Apple’s Volume Purchase Program enables organizations to purchase apps, books, and other iTunes content in volume, and then hand licenses out to employees. When a license is given to an employee-owned device, Apple ties together the user’s personal Apple ID with the organization’s licenses so users can download the apps from the App Store directly, without their personal information being permanently tied to work, or otherwise exposed. Alternatively, MDM can automatically push these apps onto a device, so the user doesn’t need to install everything manually. When you leave a job and the enterprise reclaims its license, you have a period of time to purchase your own version of the app before it is removed from your device.
Managed Accounts are your work email, calendar, and contacts accounts.
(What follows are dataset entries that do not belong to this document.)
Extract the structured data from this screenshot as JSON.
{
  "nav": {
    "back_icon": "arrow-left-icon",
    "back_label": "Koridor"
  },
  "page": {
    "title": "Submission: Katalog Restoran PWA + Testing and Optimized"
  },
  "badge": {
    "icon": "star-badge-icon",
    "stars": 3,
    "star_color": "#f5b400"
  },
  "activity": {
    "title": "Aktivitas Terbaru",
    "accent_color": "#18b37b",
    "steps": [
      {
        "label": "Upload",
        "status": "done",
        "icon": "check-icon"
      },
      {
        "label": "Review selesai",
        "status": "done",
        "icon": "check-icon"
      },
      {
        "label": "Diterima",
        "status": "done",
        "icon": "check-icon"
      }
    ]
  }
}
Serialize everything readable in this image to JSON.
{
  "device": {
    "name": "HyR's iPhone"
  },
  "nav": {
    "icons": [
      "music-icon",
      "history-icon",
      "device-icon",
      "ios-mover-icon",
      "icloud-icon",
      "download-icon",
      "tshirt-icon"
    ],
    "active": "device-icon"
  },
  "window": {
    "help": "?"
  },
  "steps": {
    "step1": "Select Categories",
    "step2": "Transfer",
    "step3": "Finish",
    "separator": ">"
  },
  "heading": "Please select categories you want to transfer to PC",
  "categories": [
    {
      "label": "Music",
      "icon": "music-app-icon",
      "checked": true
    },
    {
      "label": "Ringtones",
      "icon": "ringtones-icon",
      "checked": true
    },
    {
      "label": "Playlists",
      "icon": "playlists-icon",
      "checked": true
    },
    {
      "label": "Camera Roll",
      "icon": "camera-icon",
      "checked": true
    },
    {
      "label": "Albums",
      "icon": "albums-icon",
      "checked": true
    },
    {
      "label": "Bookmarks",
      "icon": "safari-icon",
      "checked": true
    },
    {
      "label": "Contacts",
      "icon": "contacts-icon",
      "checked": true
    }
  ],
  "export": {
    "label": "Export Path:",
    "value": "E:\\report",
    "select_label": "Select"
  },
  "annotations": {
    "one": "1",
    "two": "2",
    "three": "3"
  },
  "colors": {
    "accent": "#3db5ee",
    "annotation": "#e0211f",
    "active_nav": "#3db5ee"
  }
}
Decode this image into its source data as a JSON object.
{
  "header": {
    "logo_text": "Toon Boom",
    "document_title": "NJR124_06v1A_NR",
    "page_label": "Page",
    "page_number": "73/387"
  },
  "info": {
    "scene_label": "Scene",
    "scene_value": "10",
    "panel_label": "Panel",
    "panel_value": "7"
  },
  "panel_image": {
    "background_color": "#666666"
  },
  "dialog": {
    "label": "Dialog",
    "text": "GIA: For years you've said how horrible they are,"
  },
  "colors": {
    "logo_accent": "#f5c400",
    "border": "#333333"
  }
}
Although these accounts are still accessed using the native Mail, Calendar, and Contacts apps, the enterprise, using MDM and the Configuration Profile, can lock these accounts down so you can’t move email messages or other content into folders of your personal accounts. It can also restrict the apps in which you can open email attachments to Managed Apps.
Managed Apps are apps licensed on your device through the Volume Purchasing Program, or apps written by and distributed directly by the enterprise outside the App Store. An enterprise can designate Managed Apps and then restrict them to exchange data only with other Managed Apps, or with Managed Accounts. Managed Apps can also pull down configuration settings for both mundane options and those that the enterprise cares about deeply, such as tying the app back to an enterprise server.
Here’s how it all fits together. A enterprise-owned device is fully managed and restricted. That’s entirely appropriate for many types of organizations.
But when it’s not, when BYOD is in play, the employee accepts a Configuration Profile, which establishes certain device settings. These may include access to a work mail server and apps licensed by the organization. The organization can then keep all work-related material within a sandbox of a sort, allowing it to be accessed only by Managed Accounts and Managed Apps. The device owner has to opt into this, can opt out any time, and doesn’t have to worry about the IT department being able to snoop in personal accounts or data.
This may sound obvious and sensible, but it’s a new development with iOS 7. Previously, the options were quite different. The organization could always fully manage a device, and some tried to force employees into handing over control of their personal devices since there were no other good management options. As an alternative, an employee could still install a Configuration Profile that would implement organizational settings, but there was no way for the organization to restrict which apps accessed corporate data, and many settings could significantly degrade the iOS user experience. Some enterprises instead installed custom apps to replace Mail and lock down corporate data, but this irritated many users who preferred the native apps.
With BYOD in iOS 7, Apple split the difference. Organizations can protect their property, employees can use their own devices, and everyone enjoys the full iOS experience, with no compromises. It’s a new way to look at BYOD, and one I suspect will be quite popular with both users and IT departments.